Abgesehen von einigen SEK-Szenen, in denen die Musik (Oliver Kranz) lautstarke Akzente setzt, ist der Film jedoch über weite Strecken mehr Drama als Krimi. Dafür stehen Wolfs Vater (Axel Werner), einst Betriebsrat bei der Volkswerft, sowie seine Schwester (Christina Geiße), die gerade den nächsten fatalen Schicksalsschlag verkraften muss.
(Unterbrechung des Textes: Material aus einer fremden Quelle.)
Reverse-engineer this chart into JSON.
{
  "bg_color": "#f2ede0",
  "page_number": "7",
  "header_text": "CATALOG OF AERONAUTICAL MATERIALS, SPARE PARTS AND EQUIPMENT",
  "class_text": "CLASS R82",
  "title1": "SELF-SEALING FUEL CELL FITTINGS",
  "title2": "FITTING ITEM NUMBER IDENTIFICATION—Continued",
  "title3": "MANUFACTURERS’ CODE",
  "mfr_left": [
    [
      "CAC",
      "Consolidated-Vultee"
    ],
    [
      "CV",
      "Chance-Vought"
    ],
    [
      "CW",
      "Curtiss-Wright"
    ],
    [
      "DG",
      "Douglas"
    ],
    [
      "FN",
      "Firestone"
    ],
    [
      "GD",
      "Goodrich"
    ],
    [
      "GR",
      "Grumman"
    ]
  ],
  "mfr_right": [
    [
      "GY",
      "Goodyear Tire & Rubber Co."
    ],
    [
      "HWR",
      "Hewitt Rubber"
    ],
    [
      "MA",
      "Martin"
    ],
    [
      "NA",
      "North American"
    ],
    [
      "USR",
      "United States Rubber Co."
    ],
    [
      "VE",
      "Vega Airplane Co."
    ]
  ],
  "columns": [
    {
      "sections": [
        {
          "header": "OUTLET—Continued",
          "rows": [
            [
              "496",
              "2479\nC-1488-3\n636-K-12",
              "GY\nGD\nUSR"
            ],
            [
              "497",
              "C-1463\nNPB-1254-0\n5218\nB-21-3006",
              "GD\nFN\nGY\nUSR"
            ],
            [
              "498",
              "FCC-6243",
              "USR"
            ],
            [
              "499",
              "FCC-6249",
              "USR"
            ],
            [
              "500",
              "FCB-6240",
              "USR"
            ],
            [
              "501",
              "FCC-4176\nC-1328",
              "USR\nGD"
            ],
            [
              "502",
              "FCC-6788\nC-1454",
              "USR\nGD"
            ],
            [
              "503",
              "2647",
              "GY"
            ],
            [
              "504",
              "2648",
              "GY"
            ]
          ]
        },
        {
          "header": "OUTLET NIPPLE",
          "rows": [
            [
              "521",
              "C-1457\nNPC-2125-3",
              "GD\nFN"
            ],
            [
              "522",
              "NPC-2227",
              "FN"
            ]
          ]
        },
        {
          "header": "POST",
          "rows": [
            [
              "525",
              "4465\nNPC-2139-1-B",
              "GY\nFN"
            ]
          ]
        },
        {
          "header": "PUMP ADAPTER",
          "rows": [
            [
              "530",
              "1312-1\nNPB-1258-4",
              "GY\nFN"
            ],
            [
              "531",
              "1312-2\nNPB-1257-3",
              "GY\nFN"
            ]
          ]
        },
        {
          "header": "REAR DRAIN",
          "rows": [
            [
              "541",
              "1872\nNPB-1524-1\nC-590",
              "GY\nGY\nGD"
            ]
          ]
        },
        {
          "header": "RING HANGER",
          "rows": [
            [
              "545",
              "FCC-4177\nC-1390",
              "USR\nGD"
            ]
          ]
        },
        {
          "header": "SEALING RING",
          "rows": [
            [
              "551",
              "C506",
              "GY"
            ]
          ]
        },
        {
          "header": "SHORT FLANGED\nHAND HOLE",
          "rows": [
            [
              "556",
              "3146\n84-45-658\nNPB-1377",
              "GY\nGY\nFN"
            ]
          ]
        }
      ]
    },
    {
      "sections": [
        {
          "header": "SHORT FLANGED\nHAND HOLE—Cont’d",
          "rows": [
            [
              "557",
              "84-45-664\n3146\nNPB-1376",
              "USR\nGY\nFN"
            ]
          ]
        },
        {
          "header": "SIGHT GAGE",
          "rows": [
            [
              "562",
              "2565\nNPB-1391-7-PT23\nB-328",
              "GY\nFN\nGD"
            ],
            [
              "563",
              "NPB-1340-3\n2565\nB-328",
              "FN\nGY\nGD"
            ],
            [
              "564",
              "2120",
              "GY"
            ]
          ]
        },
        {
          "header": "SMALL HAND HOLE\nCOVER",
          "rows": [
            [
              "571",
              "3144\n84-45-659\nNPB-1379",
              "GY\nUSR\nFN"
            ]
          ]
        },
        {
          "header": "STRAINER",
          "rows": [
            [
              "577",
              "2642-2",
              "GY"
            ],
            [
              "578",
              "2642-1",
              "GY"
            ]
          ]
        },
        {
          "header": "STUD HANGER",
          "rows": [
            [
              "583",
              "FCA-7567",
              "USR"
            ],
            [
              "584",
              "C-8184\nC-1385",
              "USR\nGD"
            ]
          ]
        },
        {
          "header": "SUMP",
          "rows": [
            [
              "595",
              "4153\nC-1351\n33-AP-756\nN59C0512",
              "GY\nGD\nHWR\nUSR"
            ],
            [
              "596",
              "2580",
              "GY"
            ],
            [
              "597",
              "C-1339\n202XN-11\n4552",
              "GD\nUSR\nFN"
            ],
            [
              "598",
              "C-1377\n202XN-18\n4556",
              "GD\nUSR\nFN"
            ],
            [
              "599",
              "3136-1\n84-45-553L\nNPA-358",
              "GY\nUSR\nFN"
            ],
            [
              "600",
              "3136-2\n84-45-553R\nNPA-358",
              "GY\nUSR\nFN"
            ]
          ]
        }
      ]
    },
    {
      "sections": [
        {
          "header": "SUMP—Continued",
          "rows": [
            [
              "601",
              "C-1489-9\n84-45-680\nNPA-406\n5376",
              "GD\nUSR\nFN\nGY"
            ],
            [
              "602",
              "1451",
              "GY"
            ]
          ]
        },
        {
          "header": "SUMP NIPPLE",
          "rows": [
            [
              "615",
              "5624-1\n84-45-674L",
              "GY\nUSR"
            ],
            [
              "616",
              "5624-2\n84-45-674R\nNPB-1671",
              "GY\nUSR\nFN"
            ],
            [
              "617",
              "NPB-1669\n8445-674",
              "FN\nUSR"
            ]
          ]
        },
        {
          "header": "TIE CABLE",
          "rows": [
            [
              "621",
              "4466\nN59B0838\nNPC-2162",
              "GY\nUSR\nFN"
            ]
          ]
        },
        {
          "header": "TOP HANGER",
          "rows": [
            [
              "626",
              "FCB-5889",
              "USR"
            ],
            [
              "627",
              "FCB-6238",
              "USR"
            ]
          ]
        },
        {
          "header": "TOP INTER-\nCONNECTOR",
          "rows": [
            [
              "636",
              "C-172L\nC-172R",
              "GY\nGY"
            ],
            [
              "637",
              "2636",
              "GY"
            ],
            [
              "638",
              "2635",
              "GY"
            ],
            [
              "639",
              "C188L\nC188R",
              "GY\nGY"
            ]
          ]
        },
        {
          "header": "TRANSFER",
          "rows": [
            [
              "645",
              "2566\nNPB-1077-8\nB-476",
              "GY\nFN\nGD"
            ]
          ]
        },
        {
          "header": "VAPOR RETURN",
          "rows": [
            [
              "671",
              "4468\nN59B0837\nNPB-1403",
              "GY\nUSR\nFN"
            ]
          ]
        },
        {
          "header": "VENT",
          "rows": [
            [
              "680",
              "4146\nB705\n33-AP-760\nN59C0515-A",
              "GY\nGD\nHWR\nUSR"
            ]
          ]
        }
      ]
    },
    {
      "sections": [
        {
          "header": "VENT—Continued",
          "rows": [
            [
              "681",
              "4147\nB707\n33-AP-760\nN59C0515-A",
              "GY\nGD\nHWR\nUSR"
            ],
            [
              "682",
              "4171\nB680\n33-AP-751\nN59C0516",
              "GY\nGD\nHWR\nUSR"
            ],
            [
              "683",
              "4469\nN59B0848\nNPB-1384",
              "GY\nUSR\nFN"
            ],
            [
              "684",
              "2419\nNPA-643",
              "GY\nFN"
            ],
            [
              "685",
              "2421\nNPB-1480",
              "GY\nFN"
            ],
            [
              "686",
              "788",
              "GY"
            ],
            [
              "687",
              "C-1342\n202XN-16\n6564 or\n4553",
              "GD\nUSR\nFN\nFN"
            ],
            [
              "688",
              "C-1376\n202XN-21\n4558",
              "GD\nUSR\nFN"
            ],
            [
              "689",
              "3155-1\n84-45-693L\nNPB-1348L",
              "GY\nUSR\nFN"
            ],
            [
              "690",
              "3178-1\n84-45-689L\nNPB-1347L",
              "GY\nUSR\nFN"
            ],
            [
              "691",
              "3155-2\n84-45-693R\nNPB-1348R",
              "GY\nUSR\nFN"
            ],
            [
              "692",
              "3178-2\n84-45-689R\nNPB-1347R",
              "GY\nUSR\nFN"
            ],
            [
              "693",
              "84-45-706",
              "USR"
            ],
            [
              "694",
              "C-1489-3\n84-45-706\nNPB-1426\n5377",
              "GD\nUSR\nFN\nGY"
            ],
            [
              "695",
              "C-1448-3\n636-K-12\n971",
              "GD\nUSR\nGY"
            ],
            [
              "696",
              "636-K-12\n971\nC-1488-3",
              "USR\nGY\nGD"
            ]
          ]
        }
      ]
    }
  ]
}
Obwohl der Zweiteiler viel Zeit mit dieser Familie verbringt, bleiben die Figuren ebenso oberflächlich wie die schießübungsfreudigen Mitglieder der kleinen Nazitruppe (als Wortführerin: Samia Chancrin), denn im Zentrum der Geschichte stehen natürlich die Ermittlungen, und auf dieser Ebene ging es in "Stralsund" nie bloß um die Lösung der jeweiligen Fälle. Die Animositäten innerhalb des Teams haben gerade in den Anfangsjahren den besonderen Reiz der Reihe ausgemacht, zumal Nina Petersen (Katharina Wackernagel) bislang kein Glück mit ihren Beziehungen im Kollegenkreis hatte. In der letzten Episode ist ihr LKA-Freund Thomas (Johannes Zirner), bislang bloß Berater, zum Leiter der Kriminalpolizei ernannt worden; mit ihren Vorgesetzten hat die Kommissarin allerdings immer Ärger gehabt. Das gilt auch diesmal, zumal sie Grund zu der Annahme hat, dass Thomas nicht auf ihrer Seite steht: LKA-Chef Hagner (Rainer Furch), dem Thomas zu großem Dank verpflichtet ist, legt größeren Wert auf die Unterwanderung der Nazi-Aussteiger als auf die Aufklärung des Mordes an dem Volkswerft-Abwickler. Interessanter und auch schauspielerisch auf einem anderen Niveau ist ohnehin die Konfrontation von Petersens Kollege Hidde (Alexander Held) mit seiner eigenen Vergangenheit: Auf einem Foto, dass die maßgeblichen Beteiligten der Abwicklung zeigt, ist auch seine Ex-Frau (Lena Stolze) zu sehen. Die lakonische Beiläufigkeit, mit der Kanonenberg und Kraemer – Konzept und Charaktere haben sie gemeinsam entwickelt – die Tragödie dieser Beziehung erzählen, hätte dem Zweiteiler, der sich viel zu oft in üblicher Krimiroutine verliert, auch an andere Stelle gut getan. Die Treuhand-Ebene ist hochinteressant, der Rest ist oft bloß Ballast. Der zweite Teil steht bereits in der Mediathek, die ZDF-Ausstrahlung ist am 1. September.